Saya tidak yakin tulisan sederhana ini bisa menjawab pertanyaan tersebut
dengan detil dan ilmiah. Tulisan ini hanya sekedar memberi gagasan sudut
pandang lain yang jarang kita tilik. Karena memang untuk menggunakan sudut
pandang kebanyakan itu lebih mudah dan lebih nyaman. Meski terkadang kenyamanan
tersebut menyimpan kegundahan terutama dari sisi yang lebih lemah, dalam hal
ini karyawan. Yang dapat terlihat dalam paragraf selanjutnya.

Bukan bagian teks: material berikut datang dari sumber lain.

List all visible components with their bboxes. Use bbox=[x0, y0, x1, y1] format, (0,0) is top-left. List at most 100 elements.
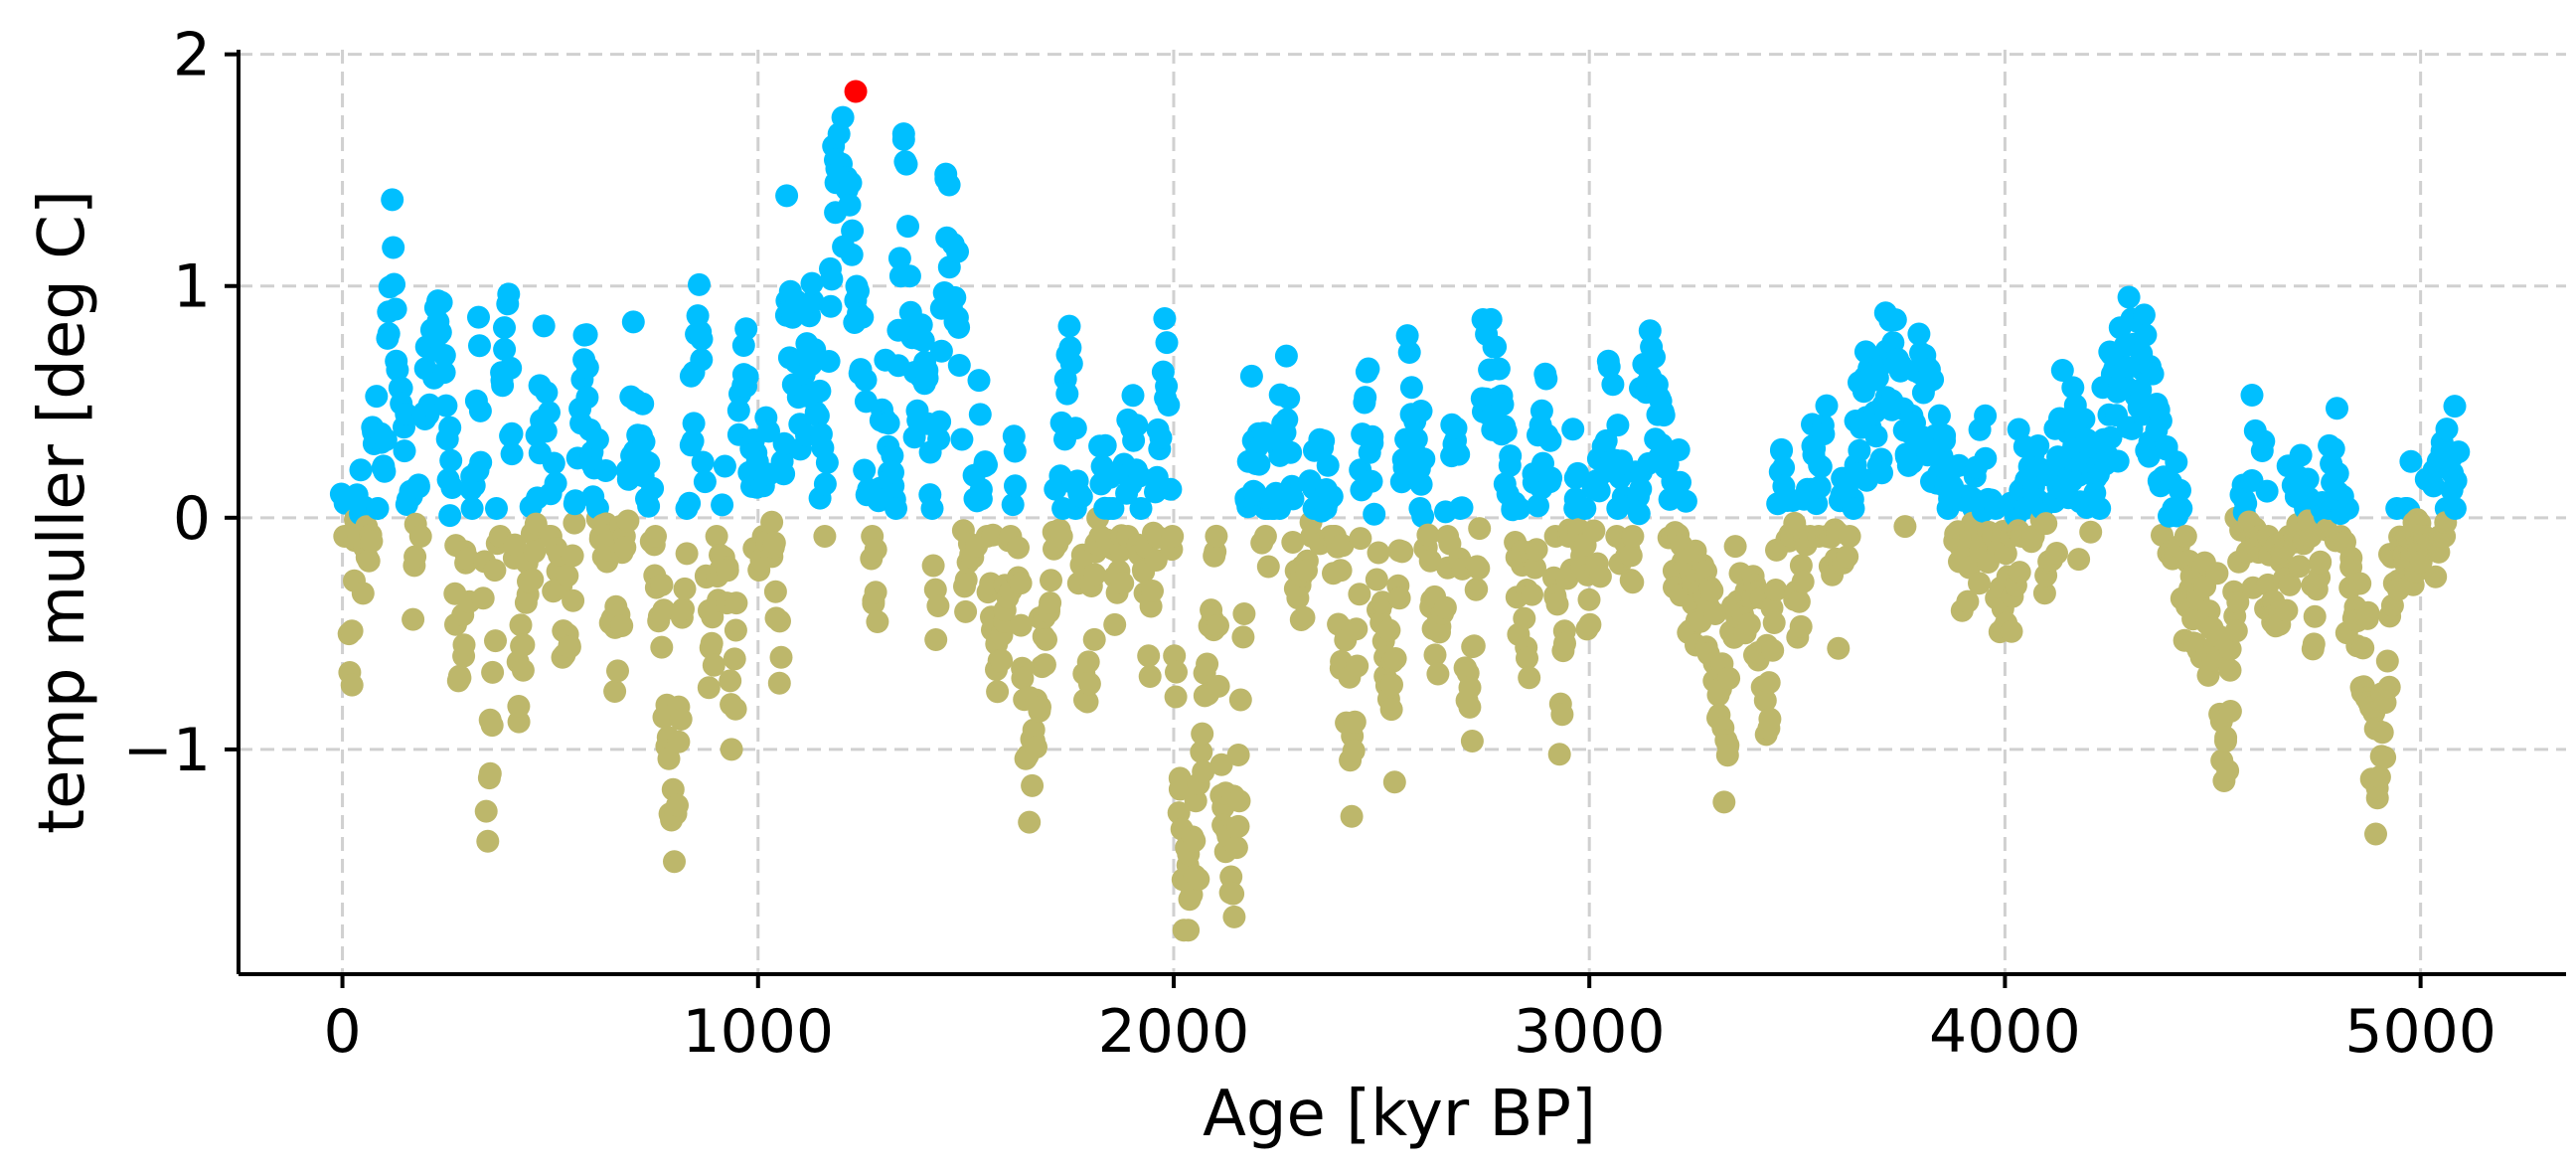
data-point bbox=[763, 580, 787, 603]
data-point bbox=[1968, 572, 1991, 595]
data-point bbox=[711, 493, 734, 517]
data-point bbox=[1018, 810, 1042, 834]
data-point bbox=[1312, 428, 1336, 452]
data-point bbox=[2435, 418, 2459, 441]
data-point bbox=[2424, 565, 2448, 588]
data-point bbox=[452, 633, 476, 657]
x-tick-label: 2000 bbox=[1098, 997, 1250, 1067]
data-point bbox=[673, 577, 697, 600]
data-point bbox=[853, 458, 877, 482]
data-point bbox=[1138, 665, 1162, 688]
data-point bbox=[1927, 404, 1951, 427]
data-point bbox=[1956, 589, 1980, 613]
data-point bbox=[768, 609, 791, 633]
data-point bbox=[1404, 427, 1428, 451]
data-point bbox=[561, 544, 584, 568]
data-point bbox=[471, 586, 495, 610]
data-point bbox=[357, 549, 381, 573]
data-point bbox=[2399, 449, 2423, 473]
data-point bbox=[815, 450, 839, 474]
data-point bbox=[1789, 614, 1813, 638]
data-point bbox=[775, 184, 799, 208]
data-point bbox=[1380, 673, 1403, 697]
data-point bbox=[801, 289, 825, 313]
data-point bbox=[1076, 650, 1100, 674]
data-point bbox=[891, 127, 915, 151]
data-point bbox=[563, 511, 586, 535]
data-point bbox=[924, 628, 948, 651]
data-point bbox=[393, 439, 416, 463]
data-point bbox=[1772, 455, 1796, 479]
data-point bbox=[819, 294, 843, 318]
data-point bbox=[2224, 619, 2248, 643]
data-point bbox=[1184, 789, 1208, 813]
data-point bbox=[1209, 753, 1233, 776]
data-point bbox=[2326, 461, 2349, 485]
data-point bbox=[847, 279, 870, 303]
data-point bbox=[610, 614, 634, 637]
data-point bbox=[1527, 494, 1549, 518]
data-point bbox=[2355, 606, 2379, 630]
data-point bbox=[667, 730, 691, 753]
data-point bbox=[1346, 654, 1369, 678]
data-point bbox=[2335, 497, 2359, 520]
data-point bbox=[669, 708, 693, 731]
data-point bbox=[1587, 479, 1611, 503]
data-point bbox=[351, 582, 375, 605]
data-point bbox=[672, 597, 695, 621]
data-point bbox=[1757, 671, 1781, 695]
data-point bbox=[1547, 743, 1571, 766]
data-point bbox=[1460, 730, 1484, 753]
data-point bbox=[1539, 466, 1563, 490]
data-point bbox=[713, 454, 736, 478]
data-point bbox=[382, 236, 405, 259]
data-point bbox=[1021, 773, 1045, 797]
data-point bbox=[1059, 352, 1083, 376]
data-point bbox=[2218, 700, 2242, 723]
data-point bbox=[500, 442, 524, 466]
data-point bbox=[681, 429, 705, 453]
data-point bbox=[467, 305, 490, 329]
data-point bbox=[693, 470, 717, 494]
data-point bbox=[542, 451, 565, 475]
data-point bbox=[575, 386, 599, 410]
data-point bbox=[1808, 475, 1832, 499]
data-point bbox=[831, 105, 855, 129]
data-point bbox=[1083, 563, 1107, 586]
data-point bbox=[1187, 868, 1210, 891]
data-point bbox=[481, 660, 505, 684]
data-point bbox=[558, 635, 581, 659]
data-point bbox=[1764, 579, 1788, 601]
data-point bbox=[1205, 524, 1228, 548]
data-point bbox=[2008, 561, 2031, 585]
data-point bbox=[478, 761, 502, 785]
data-point bbox=[440, 476, 464, 499]
data-point bbox=[616, 509, 640, 533]
data-point bbox=[1703, 602, 1727, 625]
data-point bbox=[374, 428, 398, 451]
data-point bbox=[1281, 487, 1305, 511]
data-point bbox=[1164, 685, 1188, 709]
data-point bbox=[734, 317, 758, 341]
data-point bbox=[1601, 373, 1625, 397]
data-point bbox=[386, 358, 409, 382]
data-point bbox=[1365, 568, 1388, 591]
data-point bbox=[1340, 804, 1364, 828]
data-point bbox=[682, 412, 706, 435]
data-point bbox=[1039, 591, 1062, 614]
data-point bbox=[1165, 660, 1188, 684]
data-point bbox=[947, 315, 971, 339]
data-point bbox=[1812, 422, 1836, 446]
data-point bbox=[377, 322, 401, 346]
data-point bbox=[395, 403, 418, 426]
data-point bbox=[650, 635, 674, 659]
data-point bbox=[1762, 611, 1786, 634]
data-point bbox=[509, 613, 533, 637]
data-point bbox=[1573, 497, 1597, 520]
axes-layer bbox=[237, 50, 2566, 976]
data-point bbox=[2364, 822, 2387, 846]
data-point bbox=[2067, 548, 2091, 572]
data-point bbox=[652, 598, 676, 622]
data-point bbox=[1397, 341, 1421, 364]
data-point bbox=[1518, 666, 1541, 690]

Dalam sebuah hypothetical situation terdapat seorang karyawan yang sangat loyal
terhadap sebuah perusahaan besar. Ia mendapat amanah untuk mengampu satu bidang
yang kebetulan saat ini sedang nyaris kosong stafnya. Ia adalah seorang yang
relatif muda dibandingkan dengan manajer selevel lainnya. Ia cukup beruntung
karena pendidikan S2nya mendapat kepercayaan beberapa proyek tambahan lainnya
dan kesempatan pengembangan diri informal tentu saja. Meski begitu, secara
administratif ia seringkali galau karena tidak mendapatkan status resmi
kepegawaian selama bertahun-tahun dan tidak sempat/tidak tega untuk meneruskan
ke studi selanjutnya ataupun berpindah pekerjaan karena beberapa alasan
termasuk kesibukannya dan hubungan baiknya dengan senior-senior di perusahaan
tersebut.
Dalam kondisi tersebut, sang karyawan telah dengan sangat loyal dan
berdedikasi terhadap perusahaan. Sebaliknya perusahaan mengabaikan kewajibannya
terhadap karyawan. Mungkin bisa saja muncul pertanyaan,”Kalau perusahaan
tersebut seburuk itu kenapa tidak mencari pekerjaan yang lain?” Well, setelah
berjalannya waktu hubungan saling ketergantungan sebenarnya sudah terbina dan
secara individu berpindah itu berarti menentang status quo yang nyaman. Masa
transisi selalu membutuhkan energi dan keberanian yang besar yang tidak semua
orang miliki. Sayangnya, karena alasan tertentu si perusahaan jadi lupa untuk
melakukan tanggung jawabnya terhadap karyawan.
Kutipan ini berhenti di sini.